The state government had earlier decided to extend alleged terrorist Nishant Singh Jaimal Singh Sohel's prison term to 60 years.
Sohel allegedly worked for the Khalistan Commando Force, using terror tactics in Maharashtra to pressurise the central government to establish a separate Khalistan.
He was first sent to prison in 1991 as an undertrial, and later in March 1997, after his conviction to life by a designated Terrorist and Disruptive Activities (Prevention) Act (TADA) court.
The state government, in a letter to the inspector general of prisons in September 2006, had said that he would have to serve a minimum sentence of 60 years.
The letter stated: "Considering the seriousness of the crime and its social implications, the convict's political philosophy and the premeditated manner in which the serial offences have been committed, likewise, taking into account his present age (31), your recommendation to release him prematurely as per his 14 Year Report is rejected," the under secretary of the home department had stated.

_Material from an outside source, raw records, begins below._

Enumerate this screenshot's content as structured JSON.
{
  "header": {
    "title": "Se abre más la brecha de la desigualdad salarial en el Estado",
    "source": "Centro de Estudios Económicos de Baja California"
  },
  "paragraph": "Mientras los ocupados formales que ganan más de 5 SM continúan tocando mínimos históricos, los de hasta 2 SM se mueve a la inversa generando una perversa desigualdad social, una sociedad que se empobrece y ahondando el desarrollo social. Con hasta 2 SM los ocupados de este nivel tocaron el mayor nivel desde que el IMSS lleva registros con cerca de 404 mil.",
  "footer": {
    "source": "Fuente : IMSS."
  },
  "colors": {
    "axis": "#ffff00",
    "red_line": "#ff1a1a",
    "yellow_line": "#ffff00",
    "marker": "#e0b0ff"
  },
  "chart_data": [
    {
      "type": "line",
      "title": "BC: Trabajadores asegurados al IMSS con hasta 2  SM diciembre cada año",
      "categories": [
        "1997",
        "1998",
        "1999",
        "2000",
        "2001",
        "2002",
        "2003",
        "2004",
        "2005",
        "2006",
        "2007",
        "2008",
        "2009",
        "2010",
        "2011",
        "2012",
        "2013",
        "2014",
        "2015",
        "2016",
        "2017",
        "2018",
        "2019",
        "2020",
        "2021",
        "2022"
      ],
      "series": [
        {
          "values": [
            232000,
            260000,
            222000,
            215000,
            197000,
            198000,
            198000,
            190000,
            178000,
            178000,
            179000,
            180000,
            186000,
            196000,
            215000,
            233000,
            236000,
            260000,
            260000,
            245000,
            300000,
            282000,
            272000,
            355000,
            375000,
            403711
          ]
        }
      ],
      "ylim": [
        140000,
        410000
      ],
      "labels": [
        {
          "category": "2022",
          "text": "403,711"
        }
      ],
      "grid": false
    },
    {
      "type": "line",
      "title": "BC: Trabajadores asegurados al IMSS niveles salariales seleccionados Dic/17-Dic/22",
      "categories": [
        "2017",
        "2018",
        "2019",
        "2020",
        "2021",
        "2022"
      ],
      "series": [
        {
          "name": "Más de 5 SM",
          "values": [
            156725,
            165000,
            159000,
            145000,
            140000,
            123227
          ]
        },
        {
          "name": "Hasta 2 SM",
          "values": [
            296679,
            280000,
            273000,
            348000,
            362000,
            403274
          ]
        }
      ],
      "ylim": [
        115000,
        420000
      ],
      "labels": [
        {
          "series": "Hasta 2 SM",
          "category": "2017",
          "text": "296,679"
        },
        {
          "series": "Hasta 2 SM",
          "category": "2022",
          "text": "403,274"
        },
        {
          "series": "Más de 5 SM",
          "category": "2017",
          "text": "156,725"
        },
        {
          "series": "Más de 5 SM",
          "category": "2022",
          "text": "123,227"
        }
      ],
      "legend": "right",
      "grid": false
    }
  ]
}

He also that the government would consider his premature release only after he undergoes a minimum 60 years of actual imprisonment.
Following this, in 2009, Sohel had moved the high court, seeking premature release. However, the court dismissed the petition after the state government produced the letter from the home department.
In 2011, Sohel filed a fresh petition, based on which the court quashed the government's decision. His counsel, NN Gavankar, pointed out that the state government's order violated the 1992 guidelines, which form the basis for cases for the premature release of convicts, which provides a maximum term of 30 years for terrorists and extremists. He contended the guidelines did not anywhere provide for a 60 years of imprisonment.
A division bench of justice AM Khanwilkar and justice AR Joshi, in February this year, observed that the government's decision neither refers to the provision, nor assigns any reason for why the authority has specified a 60-year period of imprisonment.